Sebuah studi baru menunjukkan bahwa tes darah sederhana dapat mengidentifikasi wanita yang berisiko tinggi terkena demensia hingga 25 tahun sebelum gejalanya muncul. Para peneliti di Universitas California, San Diego, menemukan hubungan kuat antara peningkatan kadar protein plasma terfosforilasi tau 217 (p-tau217) dalam sampel darah dan perkembangan selanjutnya dari gangguan kognitif ringan (MCI) atau demensia. Temuan yang diterbitkan dalam Journal of American Medical Association ini menyoroti potensi deteksi dini, namun juga mengungkap kompleksitas kinerja biomarker ini pada berbagai populasi.

Temuan Penting Studi ini

Penelitian ini mengikuti 2.766 wanita berusia 65 hingga 79 tahun selama dua dekade (1996–2021). Selama waktu itu, 1.311 orang menderita MCI atau demensia. Wanita dengan tingkat p-tau217 awal yang lebih tinggi secara signifikan lebih mungkin untuk didiagnosis dengan kondisi ini. Hal ini menunjukkan p-tau217 dapat berfungsi sebagai sinyal peringatan dini penyakit ini.

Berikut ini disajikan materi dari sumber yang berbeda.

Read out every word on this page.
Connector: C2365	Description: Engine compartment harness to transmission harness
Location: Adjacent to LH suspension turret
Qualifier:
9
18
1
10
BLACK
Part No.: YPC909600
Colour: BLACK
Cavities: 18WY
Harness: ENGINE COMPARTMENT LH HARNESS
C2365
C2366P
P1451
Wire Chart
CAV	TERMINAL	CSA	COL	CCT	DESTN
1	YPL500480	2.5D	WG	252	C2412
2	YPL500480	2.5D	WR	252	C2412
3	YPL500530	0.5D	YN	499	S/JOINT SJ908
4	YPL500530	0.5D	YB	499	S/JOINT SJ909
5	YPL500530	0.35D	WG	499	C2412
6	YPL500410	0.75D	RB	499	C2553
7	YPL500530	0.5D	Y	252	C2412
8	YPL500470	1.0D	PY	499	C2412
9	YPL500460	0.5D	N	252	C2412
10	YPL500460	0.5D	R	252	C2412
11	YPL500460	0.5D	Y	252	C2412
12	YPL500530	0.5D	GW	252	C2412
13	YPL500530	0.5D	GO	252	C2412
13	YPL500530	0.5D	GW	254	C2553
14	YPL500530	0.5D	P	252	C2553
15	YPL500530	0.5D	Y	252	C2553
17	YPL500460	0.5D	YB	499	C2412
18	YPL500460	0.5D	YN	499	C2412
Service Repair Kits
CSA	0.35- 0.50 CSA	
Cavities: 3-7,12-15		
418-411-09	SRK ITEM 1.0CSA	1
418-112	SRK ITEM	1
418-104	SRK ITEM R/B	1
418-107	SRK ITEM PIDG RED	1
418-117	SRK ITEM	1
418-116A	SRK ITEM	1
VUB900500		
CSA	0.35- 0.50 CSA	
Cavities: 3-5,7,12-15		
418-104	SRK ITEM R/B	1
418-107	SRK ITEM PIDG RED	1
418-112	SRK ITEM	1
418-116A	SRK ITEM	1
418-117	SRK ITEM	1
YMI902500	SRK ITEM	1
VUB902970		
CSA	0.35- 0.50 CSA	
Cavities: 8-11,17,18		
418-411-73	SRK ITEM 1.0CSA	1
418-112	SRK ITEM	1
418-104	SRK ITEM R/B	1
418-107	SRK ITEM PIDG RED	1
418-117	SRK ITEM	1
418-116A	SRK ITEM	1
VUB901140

Namun, hubungan ini lebih kuat pada wanita yang menggunakan terapi hormon kombinasi estrogen dan progestin dibandingkan dengan mereka yang menggunakan plasebo. Kelompok yang hanya mengonsumsi estrogen tidak menunjukkan peningkatan risiko yang sama. Selain itu, tes ini terbukti lebih akurat pada wanita berusia di atas 70 tahun dan mereka yang membawa gen APOE ε4, yang merupakan faktor risiko genetik yang diketahui untuk penyakit Alzheimer.

Mengapa Ini Penting

Penyakit Alzheimer dan bentuk demensia lainnya adalah kondisi yang progresif dan tidak dapat diubah. Mendeteksi faktor risiko sejak dini dapat memungkinkan individu melakukan perubahan gaya hidup, terlibat dalam uji klinis, atau bersiap menghadapi masa depan. Penulis utama studi tersebut, Aladdin H. Shadyab, menjelaskan bahwa tes darah dapat “mengidentifikasi individu yang berisiko lebih tinggi terkena demensia jauh sebelum gejalanya muncul.”

Hal ini penting karena metode diagnostik saat ini (tes kognitif, pemindaian otak) sering digunakan setelah gejala muncul, ketika intervensi mungkin kurang efektif. Tes darah sederhana menawarkan alat skrining yang mudah diakses dan hemat biaya.

Keterbatasan dan Arah Masa Depan

Penelitian ini mengakui beberapa keterbatasan. Sampelnya hanya terdiri dari perempuan yang lebih tua, yang berarti temuan ini mungkin tidak berlaku untuk laki-laki atau individu yang lebih muda. Selain itu, kekuatan prediksi tes ini bervariasi antar kelompok ras: tes ini kurang akurat pada perempuan kulit hitam dibandingkan perempuan kulit putih.

Ian McDonough, seorang peneliti yang tidak terlibat dalam penelitian ini, mencatat bahwa “biomarker plasma tidak akan menjadi solusi perkiraan yang cocok untuk semua.” Penelitian lebih lanjut diperlukan untuk menyempurnakan tes ini dan memastikan keandalannya di berbagai populasi.

Melampaui Biomarker: Gaya Hidup dan Tanda Awal

Meskipun tes darah dapat membantu mengidentifikasi risiko, para ahli menekankan bahwa faktor gaya hidup memainkan peran penting dalam pencegahan demensia. Aktivitas fisik dan mental yang teratur, serta pola makan yang sehat, dapat mengurangi risiko. Mengenali gejala awal – seperti kehilangan ingatan jangka pendek, perubahan kepribadian, dan kesulitan dalam menemukan kata atau perencanaan – juga penting.

Pada akhirnya, manajemen kesehatan yang proaktif, ditambah dengan kemajuan dalam deteksi dini, menawarkan pendekatan terbaik untuk menghadapi tantangan demensia yang semakin meningkat.